A surprising cover of Arctic Monkeys’ ‘Fluorescent Adolescent’ is mashed up with fiddle tune ‘The Banshee’. It’s intriguing and striking, especially in the final section where two differently paced vocal lines plus fiddle gather together to a shuddering, implosive halt. Dominic Blaikie’s strong, flexible vocals feature here and on a cover of Lennon/McCartney’s ‘And I Love Her’. This is a most extraordinary, dark rendition, as the vocals dip and soar, almost menacingly, across Alexander’s improvised reel fill and a poignant fiddle.
This album is simply packed with inspired, original moments as the band sweeps the listener along with logical yet unexpected musical progressions. Tunes writhe and twist from one mood to another, musical genres flicker and move on. A slow dance between guitar and accordion gets interrupted by an urgent, insistent fiddle in ‘Veruda’; ‘Be Mine Or One’ courses jazzy peaks and valleys, and the Klezmer of ‘Castellation’ invokes something moodier and darker.
A brusque accordion punctuates fiddle and guitar on ‘St Vincent’s’, developing into a into lush piano, as the whole bends up to its finale. ‘Chris And Emily’s’ loose, bluesy guitar intro to is picked up with superbly curling, intricate banjo, courtesy of Dallahan’s Ciaran Ryan.

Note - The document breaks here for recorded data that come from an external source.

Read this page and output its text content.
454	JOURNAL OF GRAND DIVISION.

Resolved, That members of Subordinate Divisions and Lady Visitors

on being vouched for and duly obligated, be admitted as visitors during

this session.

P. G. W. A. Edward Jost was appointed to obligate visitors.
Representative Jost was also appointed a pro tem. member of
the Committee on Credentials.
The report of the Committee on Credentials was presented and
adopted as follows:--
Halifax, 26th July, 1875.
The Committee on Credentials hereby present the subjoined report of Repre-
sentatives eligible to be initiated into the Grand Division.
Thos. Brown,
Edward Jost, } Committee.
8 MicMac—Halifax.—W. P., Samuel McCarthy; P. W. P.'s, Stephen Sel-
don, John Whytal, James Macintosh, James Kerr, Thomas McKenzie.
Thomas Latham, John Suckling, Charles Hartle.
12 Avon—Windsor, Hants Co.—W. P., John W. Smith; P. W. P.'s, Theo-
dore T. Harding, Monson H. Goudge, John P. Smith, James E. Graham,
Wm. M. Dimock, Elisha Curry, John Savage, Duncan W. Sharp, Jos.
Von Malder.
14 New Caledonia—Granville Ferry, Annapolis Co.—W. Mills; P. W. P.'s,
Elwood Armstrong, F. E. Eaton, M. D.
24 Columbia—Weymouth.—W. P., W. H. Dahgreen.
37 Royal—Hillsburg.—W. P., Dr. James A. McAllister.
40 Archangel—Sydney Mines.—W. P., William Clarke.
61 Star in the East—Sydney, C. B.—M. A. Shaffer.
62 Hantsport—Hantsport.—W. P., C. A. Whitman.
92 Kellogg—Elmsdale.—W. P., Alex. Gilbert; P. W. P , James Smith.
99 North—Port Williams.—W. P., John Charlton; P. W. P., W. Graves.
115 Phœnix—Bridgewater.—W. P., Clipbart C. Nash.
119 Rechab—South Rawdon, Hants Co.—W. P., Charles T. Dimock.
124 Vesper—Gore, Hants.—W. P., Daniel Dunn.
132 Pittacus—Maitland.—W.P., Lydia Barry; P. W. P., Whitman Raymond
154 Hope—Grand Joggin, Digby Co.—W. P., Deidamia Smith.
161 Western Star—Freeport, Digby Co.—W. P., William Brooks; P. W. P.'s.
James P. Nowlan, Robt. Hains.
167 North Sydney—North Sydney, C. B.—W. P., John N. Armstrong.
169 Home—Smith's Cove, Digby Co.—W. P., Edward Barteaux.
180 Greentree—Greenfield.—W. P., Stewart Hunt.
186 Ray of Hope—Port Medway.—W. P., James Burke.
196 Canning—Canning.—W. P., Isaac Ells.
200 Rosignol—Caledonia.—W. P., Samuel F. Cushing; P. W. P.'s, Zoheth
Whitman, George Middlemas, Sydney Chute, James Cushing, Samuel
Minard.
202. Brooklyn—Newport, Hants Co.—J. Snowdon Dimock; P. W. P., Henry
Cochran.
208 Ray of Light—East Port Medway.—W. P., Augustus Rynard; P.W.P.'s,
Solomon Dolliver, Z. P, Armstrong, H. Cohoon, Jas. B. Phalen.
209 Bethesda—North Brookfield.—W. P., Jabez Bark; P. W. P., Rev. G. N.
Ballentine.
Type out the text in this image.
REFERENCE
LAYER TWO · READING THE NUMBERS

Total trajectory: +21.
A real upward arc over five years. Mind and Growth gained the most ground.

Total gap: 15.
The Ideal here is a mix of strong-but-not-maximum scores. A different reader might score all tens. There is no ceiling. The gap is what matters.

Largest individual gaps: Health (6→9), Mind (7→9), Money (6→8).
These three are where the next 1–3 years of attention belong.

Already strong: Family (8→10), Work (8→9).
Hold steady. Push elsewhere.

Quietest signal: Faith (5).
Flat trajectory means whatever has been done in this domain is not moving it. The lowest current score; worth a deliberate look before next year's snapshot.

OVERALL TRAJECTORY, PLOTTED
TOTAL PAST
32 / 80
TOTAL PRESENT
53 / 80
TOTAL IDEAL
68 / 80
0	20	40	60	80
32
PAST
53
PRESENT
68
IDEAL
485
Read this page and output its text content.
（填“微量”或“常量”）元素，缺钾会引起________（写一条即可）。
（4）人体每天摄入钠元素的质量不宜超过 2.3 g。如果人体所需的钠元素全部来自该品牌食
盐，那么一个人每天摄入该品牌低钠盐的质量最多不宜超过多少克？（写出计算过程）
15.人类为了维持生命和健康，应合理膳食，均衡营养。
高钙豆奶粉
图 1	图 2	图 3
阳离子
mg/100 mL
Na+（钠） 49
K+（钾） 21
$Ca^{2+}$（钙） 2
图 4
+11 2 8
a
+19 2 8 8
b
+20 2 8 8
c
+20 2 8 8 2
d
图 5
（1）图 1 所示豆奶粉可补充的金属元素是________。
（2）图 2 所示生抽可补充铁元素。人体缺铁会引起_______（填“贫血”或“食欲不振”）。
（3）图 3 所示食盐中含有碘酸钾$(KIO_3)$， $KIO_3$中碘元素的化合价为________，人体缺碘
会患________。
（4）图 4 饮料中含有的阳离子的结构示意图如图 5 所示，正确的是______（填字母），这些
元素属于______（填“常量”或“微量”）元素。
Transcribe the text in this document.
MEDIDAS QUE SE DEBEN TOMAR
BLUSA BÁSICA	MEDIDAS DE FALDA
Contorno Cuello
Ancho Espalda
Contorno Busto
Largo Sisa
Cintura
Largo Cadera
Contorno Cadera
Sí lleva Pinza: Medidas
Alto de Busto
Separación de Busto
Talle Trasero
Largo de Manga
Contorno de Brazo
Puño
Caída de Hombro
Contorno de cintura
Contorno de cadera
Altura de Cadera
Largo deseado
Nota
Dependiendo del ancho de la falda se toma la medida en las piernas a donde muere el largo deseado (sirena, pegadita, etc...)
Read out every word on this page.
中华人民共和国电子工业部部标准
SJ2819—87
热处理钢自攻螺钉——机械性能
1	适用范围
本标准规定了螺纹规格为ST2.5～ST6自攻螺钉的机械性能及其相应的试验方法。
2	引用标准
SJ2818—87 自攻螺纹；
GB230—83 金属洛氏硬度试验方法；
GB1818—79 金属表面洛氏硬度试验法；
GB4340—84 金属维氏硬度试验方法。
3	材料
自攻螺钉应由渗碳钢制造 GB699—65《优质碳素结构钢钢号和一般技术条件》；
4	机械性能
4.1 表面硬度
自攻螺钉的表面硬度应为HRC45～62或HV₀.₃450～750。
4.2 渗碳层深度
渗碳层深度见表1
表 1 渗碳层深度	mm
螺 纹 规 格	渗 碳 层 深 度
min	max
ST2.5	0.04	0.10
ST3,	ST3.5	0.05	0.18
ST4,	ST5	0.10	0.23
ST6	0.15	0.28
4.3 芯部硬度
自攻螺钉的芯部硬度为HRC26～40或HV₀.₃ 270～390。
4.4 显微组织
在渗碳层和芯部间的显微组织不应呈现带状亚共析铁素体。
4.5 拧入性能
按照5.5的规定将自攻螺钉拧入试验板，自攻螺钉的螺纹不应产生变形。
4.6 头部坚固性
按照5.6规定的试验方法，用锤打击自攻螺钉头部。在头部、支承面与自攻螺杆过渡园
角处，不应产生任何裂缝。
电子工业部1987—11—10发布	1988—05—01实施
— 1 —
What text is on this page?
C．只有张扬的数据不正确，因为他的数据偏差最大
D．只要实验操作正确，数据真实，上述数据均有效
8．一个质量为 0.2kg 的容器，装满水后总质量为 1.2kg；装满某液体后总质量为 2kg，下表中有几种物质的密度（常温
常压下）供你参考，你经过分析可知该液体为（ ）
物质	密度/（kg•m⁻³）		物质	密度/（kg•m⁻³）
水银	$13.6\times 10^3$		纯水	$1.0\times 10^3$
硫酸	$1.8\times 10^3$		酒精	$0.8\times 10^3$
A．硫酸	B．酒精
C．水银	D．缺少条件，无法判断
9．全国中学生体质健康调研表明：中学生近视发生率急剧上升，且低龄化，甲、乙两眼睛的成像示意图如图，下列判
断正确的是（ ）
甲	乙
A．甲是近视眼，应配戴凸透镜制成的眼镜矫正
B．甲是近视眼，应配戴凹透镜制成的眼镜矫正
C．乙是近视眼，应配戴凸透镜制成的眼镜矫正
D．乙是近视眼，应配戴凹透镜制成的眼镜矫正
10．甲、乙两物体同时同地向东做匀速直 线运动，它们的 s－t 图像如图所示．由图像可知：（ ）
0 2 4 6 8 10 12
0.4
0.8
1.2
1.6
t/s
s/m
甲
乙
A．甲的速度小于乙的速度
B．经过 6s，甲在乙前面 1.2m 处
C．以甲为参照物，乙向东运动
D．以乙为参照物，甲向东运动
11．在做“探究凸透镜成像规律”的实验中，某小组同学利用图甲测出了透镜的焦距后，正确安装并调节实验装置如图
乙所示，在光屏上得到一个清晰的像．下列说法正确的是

Culminating in ‘Port Inn Hornpipe’, a fine display of how this band creates an auditory feast, a jaunty air gets lightly dusted with chilled out jazz until it’s abruptly interrupted by frenetic banjo, dashing piano and accordion. Returning briefly to the central theme, now embellished with bar room piano and vocalising, a last banjo flourish whisks it away for good. Unlikely on the page, perhaps, but fantastically good on the ears.
Produced with a confident, airy lightness that allows each instrument – and the spaces in between – the space to speak clearly and be heard, this album is a true listening pleasure.
So, are we there yet? Yup. Wherever Somewhere is, it’s pretty impressive. Definitely worth sticking around for a while to see where Dowally heads to next.